Wajahnya pucat. Pipinya cekung. Meski, matanya tak pernah redup, dan selalu bercahaya. Badannya kurus. Tulang-tulangya menonjol. Sepintas orang melihat pasti iba. Janggutnya memanjang. Pakaiannya sederhana. Badannya terbalut, hanya dengan baju yang kusam, tak menampakkan keindahan, yang bisa menimbulkan kesombongan.
Ia selalu berpuasa di siang hari. Bekerja. Di tengah terik matahari padang pasir. Mencari ilmu tak henti-henti. Ia tak pernah puas dengan ilmu. Selalu dahaga.

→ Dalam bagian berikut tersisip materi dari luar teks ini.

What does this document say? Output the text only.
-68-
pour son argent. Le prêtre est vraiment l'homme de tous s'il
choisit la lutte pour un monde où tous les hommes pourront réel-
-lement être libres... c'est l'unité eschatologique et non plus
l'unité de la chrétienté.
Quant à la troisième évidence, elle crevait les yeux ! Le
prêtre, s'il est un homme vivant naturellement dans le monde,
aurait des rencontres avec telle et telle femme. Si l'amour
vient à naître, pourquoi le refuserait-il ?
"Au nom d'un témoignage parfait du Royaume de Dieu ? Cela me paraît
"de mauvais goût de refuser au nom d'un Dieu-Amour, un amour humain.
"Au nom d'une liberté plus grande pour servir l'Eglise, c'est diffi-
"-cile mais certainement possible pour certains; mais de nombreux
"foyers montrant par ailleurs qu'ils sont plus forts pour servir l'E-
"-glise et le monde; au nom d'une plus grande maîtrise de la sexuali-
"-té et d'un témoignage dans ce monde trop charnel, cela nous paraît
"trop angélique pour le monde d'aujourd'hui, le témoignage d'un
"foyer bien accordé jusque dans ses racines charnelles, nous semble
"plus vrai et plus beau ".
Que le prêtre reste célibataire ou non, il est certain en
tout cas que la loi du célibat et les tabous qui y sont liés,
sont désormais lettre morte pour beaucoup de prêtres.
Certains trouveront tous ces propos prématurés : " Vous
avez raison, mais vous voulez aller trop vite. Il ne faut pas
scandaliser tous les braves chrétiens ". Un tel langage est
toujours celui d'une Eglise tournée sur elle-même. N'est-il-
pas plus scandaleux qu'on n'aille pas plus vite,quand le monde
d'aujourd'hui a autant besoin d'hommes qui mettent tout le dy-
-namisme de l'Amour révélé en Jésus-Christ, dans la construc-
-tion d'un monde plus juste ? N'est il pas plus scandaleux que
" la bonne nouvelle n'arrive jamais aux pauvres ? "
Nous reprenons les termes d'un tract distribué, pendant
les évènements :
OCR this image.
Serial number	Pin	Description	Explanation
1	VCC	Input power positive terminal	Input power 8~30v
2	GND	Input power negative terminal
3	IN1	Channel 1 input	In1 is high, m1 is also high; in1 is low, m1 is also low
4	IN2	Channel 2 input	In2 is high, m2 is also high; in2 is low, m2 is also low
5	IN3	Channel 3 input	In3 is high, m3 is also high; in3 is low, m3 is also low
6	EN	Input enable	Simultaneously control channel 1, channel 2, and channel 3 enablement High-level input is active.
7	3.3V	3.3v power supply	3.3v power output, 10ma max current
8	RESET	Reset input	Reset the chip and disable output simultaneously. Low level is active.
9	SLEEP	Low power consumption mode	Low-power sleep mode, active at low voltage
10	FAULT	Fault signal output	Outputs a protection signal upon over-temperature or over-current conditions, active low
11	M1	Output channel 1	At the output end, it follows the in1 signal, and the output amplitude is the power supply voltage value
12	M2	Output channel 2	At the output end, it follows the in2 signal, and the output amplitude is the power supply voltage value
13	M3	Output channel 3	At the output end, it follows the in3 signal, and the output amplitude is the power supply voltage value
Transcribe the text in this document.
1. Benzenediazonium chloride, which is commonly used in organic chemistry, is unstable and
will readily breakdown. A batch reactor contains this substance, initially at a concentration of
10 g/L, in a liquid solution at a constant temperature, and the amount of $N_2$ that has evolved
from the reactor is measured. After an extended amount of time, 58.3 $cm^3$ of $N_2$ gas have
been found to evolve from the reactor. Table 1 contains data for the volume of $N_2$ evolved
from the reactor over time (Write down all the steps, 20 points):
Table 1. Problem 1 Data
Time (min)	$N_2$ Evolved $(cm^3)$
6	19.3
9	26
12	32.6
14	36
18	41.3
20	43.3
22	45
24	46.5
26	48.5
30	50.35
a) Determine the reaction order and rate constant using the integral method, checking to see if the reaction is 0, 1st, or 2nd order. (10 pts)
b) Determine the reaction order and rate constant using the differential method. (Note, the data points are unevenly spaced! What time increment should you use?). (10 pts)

Ibadahnya tak pernah terlupakan. Keindahan malam, yang senantiasa ia nikmati, perjumpaan dengan kekasihnya Allah Azza Wa Jalla. Ia kalahkan hawa nafsunya. Tak mau hidupnya dipasung dan diperbudak oleh hawa nafsunya. Makanpun, ia membatasinya. Tak mau sepanjang hidupnya dengan kekenyangan. Perut yang kenyang, hanya menyebabkan kelalaian, kemalasan, dan tak mampu beribadah dengan khusuk. Maka, sepanjang hidupnya, ia hanya makan makanan yang terbatas, lima biji korma, sepotong roti, dan segelas air. Cukup.
Laki-laki itu lahir beberapa tahun setelah masa kekhilafahan Umar Ibnul Khaththab radhiyallahu ‘anhum. Ia menghimpun ilmu dari para sahabat besar. Ia mengambil riwayat dari Abu Hurairah, Abdullah bin Umar, Ibnu Abbas, Addi bin Hatim, Samurah bin Jundub, dan lainnya. Tapi, laki-laki itu, selalu merasa belum cukup, dan terus mencari ilmu. Sepanjang hidupnya, tak pernah ada jeda mencari ilmu, sampai suatu kematian menjemputnya.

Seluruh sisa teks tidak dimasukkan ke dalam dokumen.